Working saw mills are few and far between in California since restrictions were imposed in the 1990s on commercial cutting of trees on federal land. As such, the eight lumber mills that once peppered the Valley are down to one, Sierra Lumber in Terra Bella.
And for the past two years, most of that company’s business has been focused on processing trees damaged in fires near Shaver Lake and North Fork, along with recent contracts to process drought-damaged trees from Mountain Home State Forest and the Tule River Indian Reservation, said Chief Executive Officer Kent Duysen. He says that there is no way his or the other mills in the state can come close to processing all the dead trees in the state.

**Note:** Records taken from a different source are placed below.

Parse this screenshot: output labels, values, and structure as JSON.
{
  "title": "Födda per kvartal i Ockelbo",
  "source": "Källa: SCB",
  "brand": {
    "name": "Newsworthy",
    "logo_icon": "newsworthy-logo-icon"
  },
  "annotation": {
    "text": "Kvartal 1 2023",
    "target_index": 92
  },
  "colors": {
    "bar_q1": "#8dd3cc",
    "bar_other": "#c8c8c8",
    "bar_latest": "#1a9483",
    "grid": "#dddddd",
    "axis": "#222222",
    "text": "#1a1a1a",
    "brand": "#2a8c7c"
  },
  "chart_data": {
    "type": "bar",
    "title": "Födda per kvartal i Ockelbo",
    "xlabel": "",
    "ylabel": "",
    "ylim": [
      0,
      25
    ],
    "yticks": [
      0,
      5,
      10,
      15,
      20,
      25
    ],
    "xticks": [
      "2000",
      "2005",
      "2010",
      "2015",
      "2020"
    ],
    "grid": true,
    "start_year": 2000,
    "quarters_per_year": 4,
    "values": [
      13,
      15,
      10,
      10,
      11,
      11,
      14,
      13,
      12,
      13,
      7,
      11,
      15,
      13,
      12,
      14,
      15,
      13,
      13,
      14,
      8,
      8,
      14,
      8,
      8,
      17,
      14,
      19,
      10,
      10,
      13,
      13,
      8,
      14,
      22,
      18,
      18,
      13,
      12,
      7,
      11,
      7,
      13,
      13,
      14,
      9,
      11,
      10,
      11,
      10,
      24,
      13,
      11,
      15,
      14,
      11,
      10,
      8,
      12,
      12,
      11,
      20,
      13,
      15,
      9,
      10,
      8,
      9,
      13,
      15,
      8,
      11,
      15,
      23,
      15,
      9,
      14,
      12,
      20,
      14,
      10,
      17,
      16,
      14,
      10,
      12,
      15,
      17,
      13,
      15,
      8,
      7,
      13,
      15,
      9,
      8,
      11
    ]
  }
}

While suggestions have been made to open federal land to private lumber companies so they can clear the dead trees and haul them off for processing — at little or no cost to taxpayers — Duysen noted that the majority of the dead trees in the Sierra Nevada range are Ponderosa pines, and most probably wouldn’t interest processors. The trees have been dead so long that they’ve developed blue stain, a darkening of the wood, which makes them good for manufacturing low-value products, including crates and pallets.
“And there is a glut of that stuff because of the drought,” he said, noting that the cost of cutting and hauling the wood down from the foothills would be more than what mills might pay for the logs.
Another problem is that a lot of the dead trees are so badly damaged from bark beetles and wood borer beetles, there isn’t much good wood left for commercial use.
Even incinerators across the state are at capacity and likely couldn’t handle more than a small percentage of the dead trees across the state, Duysen said.
In the Sierra forest, logs are being left on the ground in the hopes that permitted “wood gatherers” — people who cut and sell wood for campfires and fireplaces — will haul off a good number of the fallen trees, Villa said.
While some of the remaining trees will be left as habitat for wildlife, the rest will be disposed of through prescribed burns, though that could take years, he added.
“It feels like we won’t be able to do enough to get rid of most of them, so I think you feel the urgency to try to start treating these areas we can get to now,” Villa said. Crews will move higher in the forest once snow at higher elevations clears.
Some areas may be left untreated because they don’t pose as high a risk, Villa said.
As for the rest, “Our district and [foresters] are working on plans to deal with some of those trees,” he said. “All these trees that are dead, pose risks of high fire dangers and risks to mountain communities. It’s a widespread problem we’re trying to deal with.”